The work of Richard Meier & Partners is instantly recognizable and have become local and international landmarks that include museums, cultural facilities, city halls and government office buildings, courthouses, libraries, educational buildings, television, radio and film production facilities, industrial research complexes, corporate headquarters facilities and private residences.  The firm has worked on major urban design assignments in the United States, Prague, Edinburgh, Antwerp and Nice. Their buildings have received critical praise for their technical and architectural innovation as well as their subtle and sympathetic relationship to their contexts and the natural environment. A notable feature of the firm’s buildings is the innovative use of natural light.  Their projects have received numerous awards including 29 National Honor Awards from the American Institute of Architects and 53 New York AIA and other AIA regional chapters.

 

Richard Meier

 

Richard Meier was born in Newark, New Jersey in 1934. He graduated from Cornell University.
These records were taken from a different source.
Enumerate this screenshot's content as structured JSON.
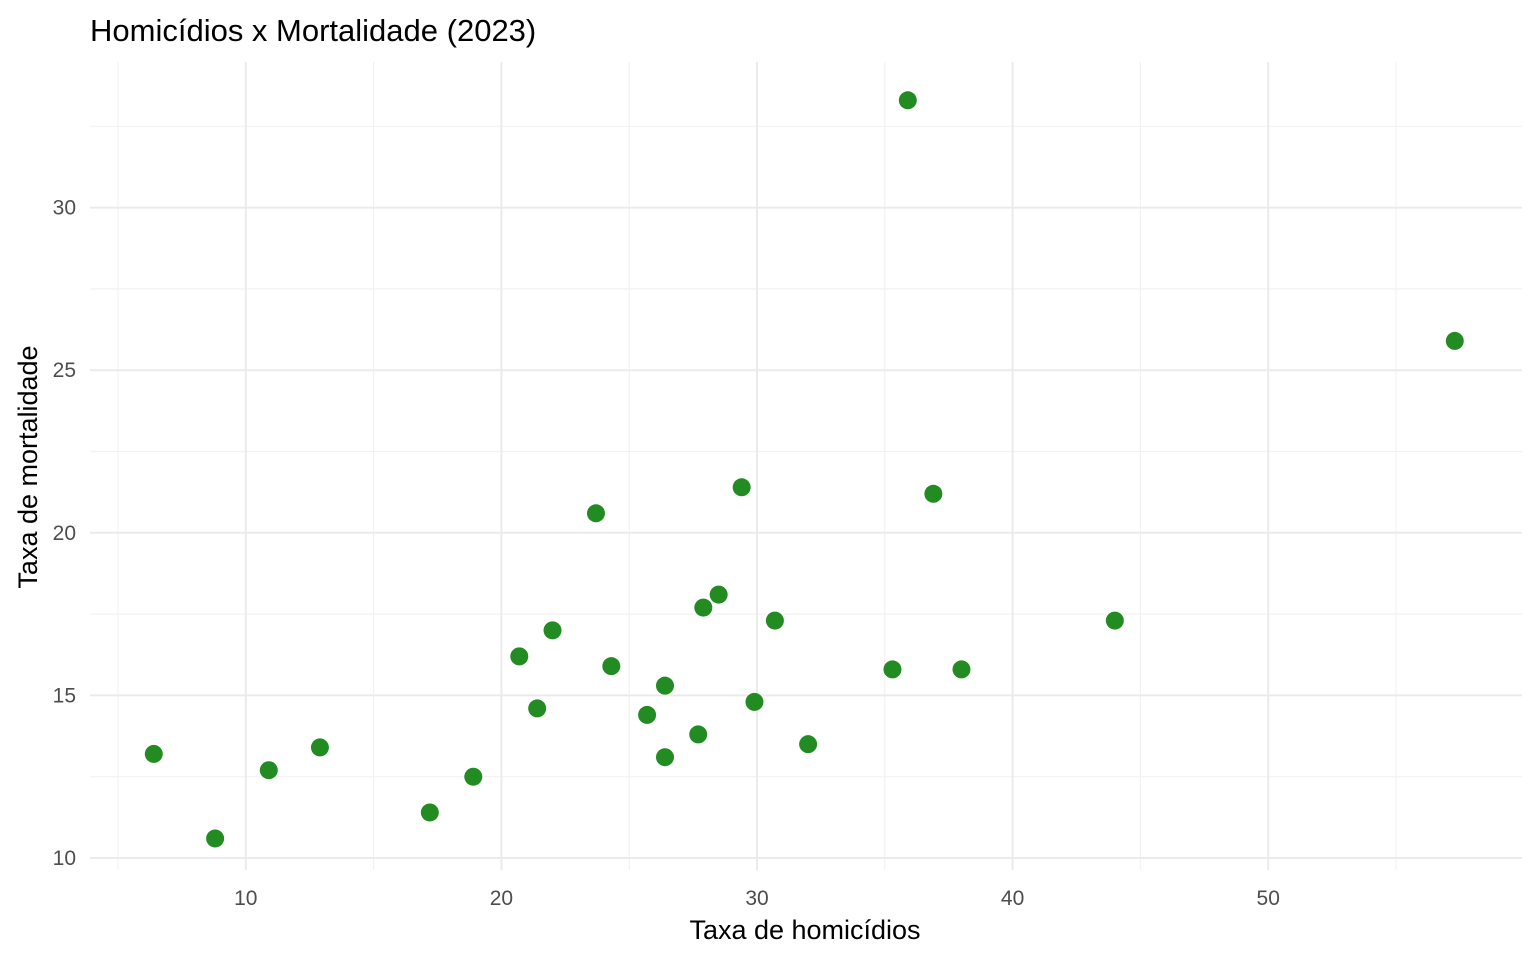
{
  "chart_data": {
    "type": "scatter",
    "title": "Homicídios x Mortalidade (2023)",
    "xlabel": "Taxa de homicídios",
    "ylabel": "Taxa de mortalidade",
    "xlim": [
      4.5,
      58.5
    ],
    "ylim": [
      9.8,
      34.3
    ],
    "x_ticks": [
      10,
      20,
      30,
      40,
      50
    ],
    "y_ticks": [
      10,
      15,
      20,
      25,
      30
    ],
    "x_tick_labels": [
      "10",
      "20",
      "30",
      "40",
      "50"
    ],
    "y_tick_labels": [
      "10",
      "15",
      "20",
      "25",
      "30"
    ],
    "grid": true,
    "point_color": "#228B22",
    "points": [
      {
        "x": 6.4,
        "y": 13.2
      },
      {
        "x": 8.8,
        "y": 10.6
      },
      {
        "x": 10.9,
        "y": 12.7
      },
      {
        "x": 12.9,
        "y": 13.4
      },
      {
        "x": 17.2,
        "y": 11.4
      },
      {
        "x": 18.9,
        "y": 12.5
      },
      {
        "x": 20.7,
        "y": 16.2
      },
      {
        "x": 21.4,
        "y": 14.6
      },
      {
        "x": 22.0,
        "y": 17.0
      },
      {
        "x": 23.7,
        "y": 20.6
      },
      {
        "x": 24.3,
        "y": 15.9
      },
      {
        "x": 25.7,
        "y": 14.4
      },
      {
        "x": 26.4,
        "y": 13.1
      },
      {
        "x": 26.4,
        "y": 15.3
      },
      {
        "x": 27.7,
        "y": 13.8
      },
      {
        "x": 27.9,
        "y": 17.7
      },
      {
        "x": 28.5,
        "y": 18.1
      },
      {
        "x": 29.4,
        "y": 21.4
      },
      {
        "x": 29.9,
        "y": 14.8
      },
      {
        "x": 30.7,
        "y": 17.3
      },
      {
        "x": 32.0,
        "y": 13.5
      },
      {
        "x": 35.3,
        "y": 15.8
      },
      {
        "x": 35.9,
        "y": 33.3
      },
      {
        "x": 36.9,
        "y": 21.2
      },
      {
        "x": 38.0,
        "y": 15.8
      },
      {
        "x": 44.0,
        "y": 17.3
      },
      {
        "x": 57.3,
        "y": 25.9
      }
    ]
  }
}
Before opening his own practice in 1963, he worked with Marcel Breuer as well as a number of architectural firms, notably Skidmore, Owings, & Merrill.   Meier was one of the “New York Five,” architects, (Peter Eisenman, Michael Graves, Charles Gwathmey, John Hejduk, Richard Meier) who are known as the “white ”architects.”  He began his practice with a commission to build a house in Essex Falls, New Jersey for his parents.

 

Meier has been awarded major commissions in the United States and Europe including courthouses, city halls, museums, corporate headquarters, housing and private residences.  Larger scale, public buildings followed the conversion of the Old Bell Telephone Laboratories in Greenwich Village and include the Canal+ Television Headquarters in Paris; the Hartford Seminary in Connecticut; and the Bronx Developmental Center (now The Hutchinson Metro Center) in New York; The Hague City Hall and Central Library, Netherlands; and the Jubilee Church, Rome, Italy.  Now considered one of the preeminent architects of museums, Meier has built The Getty Center (a six-building arts complex) in Brentwood, California; the Atheneum in New Harmony, Indiana; the High Museum of Art in Atlanta, Georgia; the Frankfurt Museum for Decorative Arts in Germany; and The Barcelona Museum of Contemporary Art, in Spain.  

 

Meier has given numerous lectures throughout the world and participated in many juries. He has written and been the subject of many books and monographs and innumerable newspaper and magazine articles. In addition to being on the Board of Directors of the Cooper Hewitt National Design Museum and the American Academy in Rome, he is also a Fellow of the American Academy of Arts & Sciences, the French and Belgian Academies d'Architecture, and a member of the Bund Deutscher Architekten and the American Academy of Arts & Letters, from which he received the Brunner Prize for Architecture in 1976.

 

Recognized with the highest honors available in architecture, in 1997 Meier received the AIA Gold Medal from the American Institute of Architects as well as the Praemium Imperiale from the Japanese Government, in recognition of a lifetime achievement in the arts.  He was awarded the Pritzker Architecture Prize with a citation from the jury that reads, ”In his search for clarity and his experiments in balancing light and space, he has created structures which are personal, vigorous, original.”  Meier describes his own aesthetic, “…mine is a preoccupation with light and space; not abstract space, not scale less space, but space whose order and definition are related to light, to human scale and to the culture of architecture…” Richard Meier is also a sculptor whose works are of cast and welded metal.